Birds and many species can rebound spectacularly under normal conditions. In the drought of 1977 in the Galapagos on the island of Daphne Major the population of finches fell from 1,400 to 300. When the rains returned in December of 1977, after several breeding seasons, the population returned to pre-drought size, though with variations in beak-size as the breeders tired to compensate for the change in food supply.

What is worrisome about the world-wide decrease in water fowl population is that it is not due to random or transient causes — a drought that will be replaced by rain. Human development and loss of habitat — the prime reasons for the decline — are not going to be reversed soon. Though it is instructive that in parts of Europe and North America, where knowledge is being applied, habitats are being set aside, and restored and bird populations have stabilized in recent years.

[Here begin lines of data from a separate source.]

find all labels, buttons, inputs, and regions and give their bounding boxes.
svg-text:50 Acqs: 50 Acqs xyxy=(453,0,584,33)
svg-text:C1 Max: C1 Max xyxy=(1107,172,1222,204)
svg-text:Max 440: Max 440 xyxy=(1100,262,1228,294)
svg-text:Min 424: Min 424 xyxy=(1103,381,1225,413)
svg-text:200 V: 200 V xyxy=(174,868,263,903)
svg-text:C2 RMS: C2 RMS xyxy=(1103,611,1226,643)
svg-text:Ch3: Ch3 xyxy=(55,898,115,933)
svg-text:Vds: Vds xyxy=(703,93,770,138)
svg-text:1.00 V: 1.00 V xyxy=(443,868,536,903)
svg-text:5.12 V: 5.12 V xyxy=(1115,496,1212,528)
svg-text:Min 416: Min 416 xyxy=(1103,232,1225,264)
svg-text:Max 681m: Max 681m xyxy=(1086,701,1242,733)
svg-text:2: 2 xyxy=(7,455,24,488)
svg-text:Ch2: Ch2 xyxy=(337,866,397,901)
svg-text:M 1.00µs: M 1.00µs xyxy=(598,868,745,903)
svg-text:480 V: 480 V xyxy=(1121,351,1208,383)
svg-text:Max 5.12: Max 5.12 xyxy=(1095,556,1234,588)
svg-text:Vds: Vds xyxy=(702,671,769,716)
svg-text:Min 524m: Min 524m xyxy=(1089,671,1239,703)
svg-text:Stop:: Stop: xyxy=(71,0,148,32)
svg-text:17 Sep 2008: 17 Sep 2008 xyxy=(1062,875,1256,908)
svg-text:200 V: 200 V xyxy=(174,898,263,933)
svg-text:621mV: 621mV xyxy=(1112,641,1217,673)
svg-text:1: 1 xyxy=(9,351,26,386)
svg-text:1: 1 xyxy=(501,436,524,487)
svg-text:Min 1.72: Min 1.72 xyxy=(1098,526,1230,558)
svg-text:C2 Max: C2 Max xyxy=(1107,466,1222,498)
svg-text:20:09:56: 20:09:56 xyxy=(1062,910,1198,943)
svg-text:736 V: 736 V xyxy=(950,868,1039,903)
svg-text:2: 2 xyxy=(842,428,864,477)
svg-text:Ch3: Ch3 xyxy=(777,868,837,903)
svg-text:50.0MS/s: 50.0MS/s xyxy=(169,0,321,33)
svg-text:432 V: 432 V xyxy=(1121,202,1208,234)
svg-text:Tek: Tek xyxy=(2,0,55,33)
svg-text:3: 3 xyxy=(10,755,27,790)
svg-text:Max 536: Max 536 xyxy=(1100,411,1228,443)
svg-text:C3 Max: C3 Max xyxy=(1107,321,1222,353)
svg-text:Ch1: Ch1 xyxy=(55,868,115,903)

Habeus Corpus: Not in My Constitution

Wednesday, January 24th, 2007

In one of the more astounding –though it should not have been– revelations about his intellectual, historical and moral reach, Attorney General Alberto Gonzales told Senator Arlen Specter (R-PA), who had voted for the Gonzalez confirmation, that “the Constitution doesn’t guarantee habeas corpus.”

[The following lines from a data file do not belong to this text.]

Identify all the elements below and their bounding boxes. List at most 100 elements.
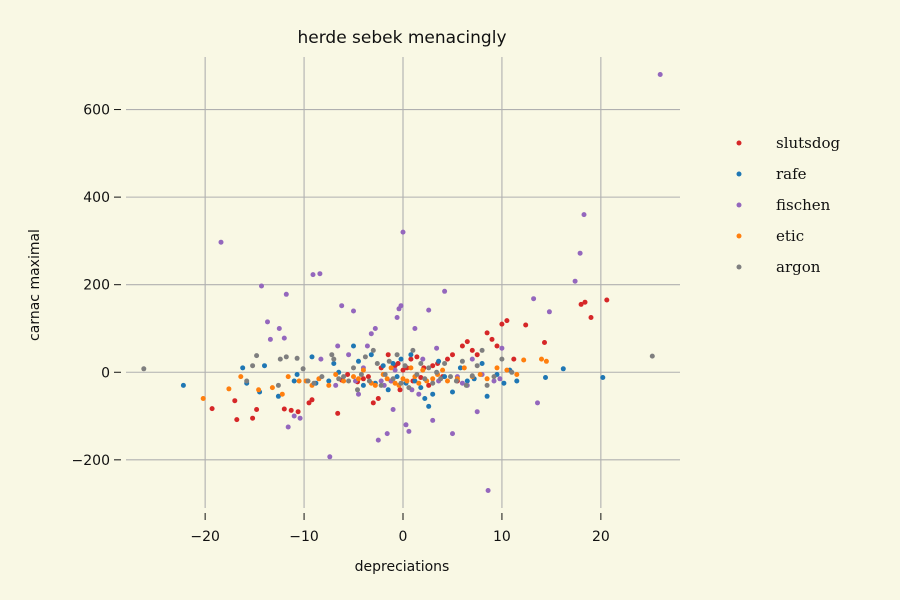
data-point bbox=[499, 321, 505, 327]
data-point bbox=[412, 378, 418, 384]
series-argon bbox=[141, 347, 655, 393]
data-point bbox=[491, 374, 497, 380]
data-point bbox=[464, 339, 470, 345]
data-point bbox=[469, 347, 475, 353]
data-point bbox=[335, 410, 341, 416]
data-point bbox=[388, 365, 394, 371]
data-point bbox=[310, 272, 316, 278]
data-point bbox=[296, 378, 302, 384]
data-point bbox=[453, 378, 459, 384]
data-point bbox=[577, 250, 583, 256]
data-point bbox=[283, 291, 289, 297]
data-point bbox=[244, 378, 250, 384]
data-point bbox=[356, 358, 361, 364]
x-tick-label: 10 bbox=[493, 529, 511, 545]
data-point bbox=[412, 326, 418, 331]
data-point bbox=[305, 378, 311, 384]
data-point bbox=[319, 374, 325, 380]
data-point bbox=[426, 307, 432, 313]
data-point bbox=[400, 367, 406, 373]
data-point bbox=[408, 365, 414, 371]
data-point bbox=[414, 354, 420, 360]
data-point bbox=[459, 380, 465, 386]
data-point bbox=[277, 356, 283, 362]
data-point bbox=[394, 352, 400, 358]
data-point bbox=[386, 358, 392, 364]
data-point bbox=[209, 406, 215, 412]
data-point bbox=[494, 365, 500, 371]
data-point bbox=[309, 397, 315, 403]
data-point bbox=[390, 361, 396, 366]
data-point bbox=[351, 343, 356, 349]
series-rafe bbox=[180, 343, 606, 409]
data-point bbox=[394, 315, 400, 320]
data-point bbox=[370, 347, 376, 353]
data-point bbox=[408, 356, 414, 362]
data-point bbox=[291, 378, 297, 384]
legend-item-argon: argon bbox=[736, 258, 821, 276]
data-point bbox=[474, 409, 480, 415]
data-point bbox=[275, 382, 281, 388]
data-point bbox=[477, 372, 483, 377]
data-point bbox=[422, 376, 428, 382]
data-point bbox=[232, 398, 238, 404]
y-tick-label: 400 bbox=[83, 190, 110, 206]
data-point bbox=[250, 363, 256, 369]
data-point bbox=[250, 415, 256, 421]
data-points bbox=[141, 72, 663, 493]
data-point bbox=[404, 378, 410, 384]
data-point bbox=[442, 374, 448, 380]
legend-label: argon bbox=[776, 258, 821, 276]
data-point bbox=[469, 356, 475, 362]
data-point bbox=[300, 366, 306, 372]
data-point bbox=[294, 355, 300, 361]
data-point bbox=[479, 361, 485, 366]
data-point bbox=[445, 356, 450, 362]
data-point bbox=[521, 357, 527, 363]
y-tick-label: 600 bbox=[83, 103, 110, 119]
data-point bbox=[339, 303, 345, 309]
data-point bbox=[461, 365, 467, 371]
data-point bbox=[406, 428, 412, 434]
data-point bbox=[450, 389, 455, 395]
data-point bbox=[438, 376, 444, 382]
data-point bbox=[434, 345, 440, 351]
data-point bbox=[416, 391, 422, 397]
data-point bbox=[494, 343, 500, 349]
data-point bbox=[368, 331, 374, 337]
data-point bbox=[448, 374, 453, 380]
data-point bbox=[262, 363, 267, 369]
data-point bbox=[281, 406, 287, 412]
data-point bbox=[459, 358, 465, 364]
data-point bbox=[333, 382, 339, 388]
data-point bbox=[281, 335, 287, 341]
data-point bbox=[279, 391, 285, 397]
y-axis-ticks: −200 0 200 400 600 bbox=[72, 103, 121, 469]
legend-label: rafe bbox=[776, 165, 807, 183]
data-point bbox=[582, 299, 588, 305]
data-point bbox=[331, 356, 337, 362]
data-point bbox=[588, 315, 594, 320]
data-point bbox=[560, 366, 566, 372]
data-point bbox=[484, 393, 490, 399]
data-point bbox=[356, 376, 361, 382]
data-point bbox=[497, 376, 503, 382]
data-point bbox=[440, 367, 446, 373]
data-point bbox=[484, 330, 490, 336]
data-point bbox=[335, 343, 341, 349]
data-point bbox=[283, 354, 289, 360]
data-point bbox=[390, 407, 396, 412]
data-point bbox=[464, 378, 470, 384]
legend: slutsdog rafe fischen etic argon bbox=[736, 134, 841, 276]
data-point bbox=[578, 301, 584, 307]
data-point bbox=[400, 376, 406, 382]
data-point bbox=[341, 378, 347, 384]
data-point bbox=[346, 378, 352, 384]
data-point bbox=[392, 367, 398, 373]
data-point bbox=[288, 407, 294, 413]
chart-title: herde sebek menacingly bbox=[297, 28, 506, 48]
legend-item-fischen: fischen bbox=[736, 196, 831, 214]
data-point bbox=[426, 382, 432, 388]
data-point bbox=[392, 380, 398, 386]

For plenty a comment on this see ThinkProgress, Crooks and Liars, The Blue State. For the definitive take on Mr Gonzales you could check in on Steven Colbert.

Denigrating Turkishness

Sunday, January 21st, 2007

Poor Hrant Dink, made as he said, into a pigeon, “equally obsessed by what goes-on on my left and right, front and back. My head is just as mobile and fast.” Worse than being killed is waiting to be killed. Here are a few excerpts from his final column before his death.

Those who tried to single me out and weaken me have succeeded. With the false information they oozed into society, they created a significant segment of the population who view Hrant Dink as someone who “insults Turkishness”.

The memory of my computer is filled with angry, threatening lines sent by citizens from this sector…

How real are these threats? To be honest, it is impossible for me to know for sure.


Hrant Dink’s final article

What makes his death so troubling is more than the state imposition of what the truth is to be regarding the death of 1,000,000 Turkish/Armenians in the early 1900s for being prematurely “anti-Turkish,” it is that all nations hold similar views — even those who condemn Drink’s death. What is the outrage in the US over flag burning, the almost yearly attempts to make it illegal but anger at “insulting Americanness”? You could make a list in an hour or two of those furious at their compatriots for “insulting Japaneseness, Chineseness, Germanness, Spanishness…” Perhaps the bar is lower for denigrating Turkishness than for denigrating Americanness. Perhaps not. Try suggesting at the Annual White House Press Association dinner that the US is directly responsible for tens of thousands of deaths in Central America in the last decades of the 20th century. See if the disdain meter doesn’t spike.